LyftUp Access Alliance expands that program and is partnering with nonprofits that serve Black communities. Valerie Jarrett, former senior advisor in the Obama Administration, will chair the new alliance. She is already a Lyft board member.

Getting to a job interview or doctor’s appointment may not seem like a big deal, but it can be a very big deal if you don’t have a car, can’t afford a taxi or rideshare, and live in a community that is underserved by public transportation, often called a “transit desert.” That’s the problem LyftUp set out to fix, and it’s particularly dire in many Black communities, according to Anthony Foxx, Lyft’s chief policy officer and former U.S. Secretary of Transportation.

Depression-era unemployment. 

Black communities have been especially hard-hit by the current pandemic, both in terms of illness and death, and in terms of economic impact. “Unemployment has reached Depression-era levels in predominantly Black neighborhoods such as the South Side of Chicago,” he explained at a virtual event announcing the new program. “Unemployment for Chicago overall is 15.6 percent, but in the South Side it’s more than double that.”

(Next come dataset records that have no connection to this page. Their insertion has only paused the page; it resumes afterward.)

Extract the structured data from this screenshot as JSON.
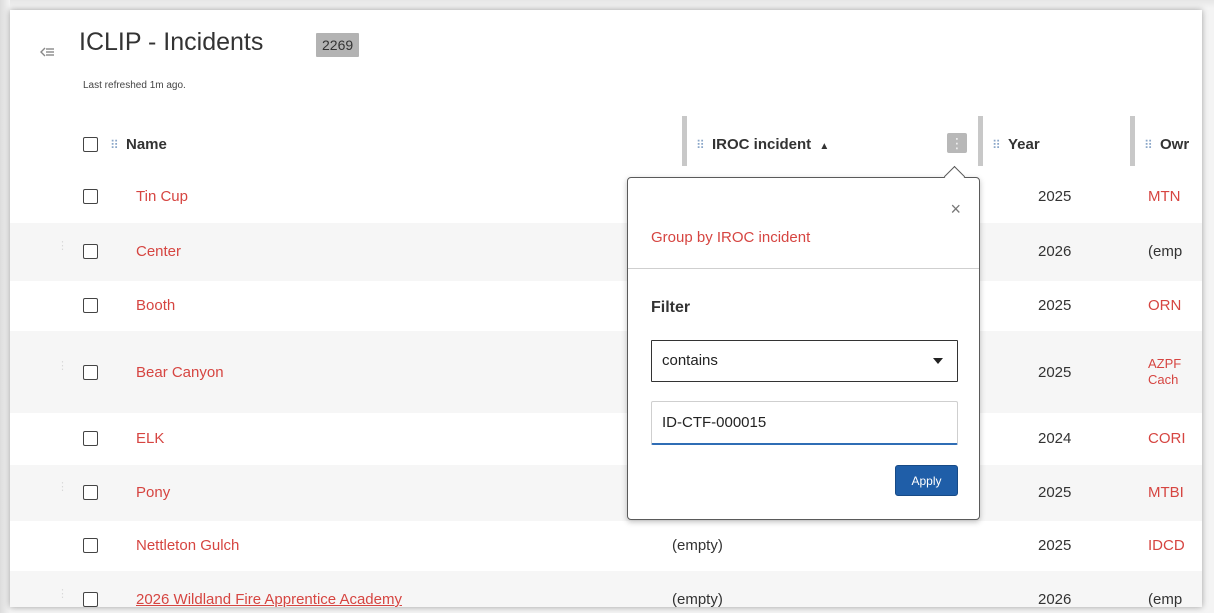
{
  "header": {
    "title": "ICLIP - Incidents",
    "count": "2269",
    "last_refreshed": "Last refreshed 1m ago."
  },
  "columns": {
    "name": "Name",
    "iroc_incident": "IROC incident",
    "year": "Year",
    "owner": "Owr"
  },
  "rows": [
    {
      "name": "Tin Cup",
      "iroc": "",
      "year": "2025",
      "owner": "MTN"
    },
    {
      "name": "Center",
      "iroc": "",
      "year": "2026",
      "owner": "(emp"
    },
    {
      "name": "Booth",
      "iroc": "",
      "year": "2025",
      "owner": "ORN"
    },
    {
      "name": "Bear Canyon",
      "iroc": "",
      "year": "2025",
      "owner": "AZPF",
      "owner_line2": "Cach"
    },
    {
      "name": "ELK",
      "iroc": "",
      "year": "2024",
      "owner": "CORI"
    },
    {
      "name": "Pony",
      "iroc": "",
      "year": "2025",
      "owner": "MTBI"
    },
    {
      "name": "Nettleton Gulch",
      "iroc": "(empty)",
      "year": "2025",
      "owner": "IDCD"
    },
    {
      "name": "2026 Wildland Fire Apprentice Academy",
      "iroc": "(empty)",
      "year": "2026",
      "owner": "(emp"
    }
  ],
  "popover": {
    "group_by_label": "Group by IROC incident",
    "filter_label": "Filter",
    "operator_value": "contains",
    "filter_value": "ID-CTF-000015",
    "apply_label": "Apply",
    "close_label": "×"
  },
  "colors": {
    "link_red": "#d64541",
    "primary_blue": "#1f5ea8",
    "grip_blue": "#8aa6c8"
  }
}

These neighborhoods are transit deserts, he added. Forty percent of Lyft rides either start or end in a poor community, he said, and help getting from point A to point B can make a big difference. That was the case for one woman who took a LyftUp ride from a homeless shelter to a job interview, got the job, and has now saved up enough to buy a home of her own.

For this initiative, Lyft is partnering with the Urban League and a wide range of other nonprofits serving Black communities, including the My Brother’s Keeper Alliance, part of the Obama Foundation, and the NAACP. These partners will also work with the LyftUp Access Alliance to provide access to other essential services such as healthcare and job resources.

Providing free and discounted rides in underserved Black communities — and letting the organizations already working in those communities distribute those rides to those who need them most is the right thing to do and may have a meaningful impact on people’s lives. It’s also a smart move at a time when all the headlines about Lyft (and its rival Uber) are all about the rideshare companies ongoing insistence on treating drivers as contractors rather than employees. It’s an example for every company on how to create goodwill, because you never know when you might need it.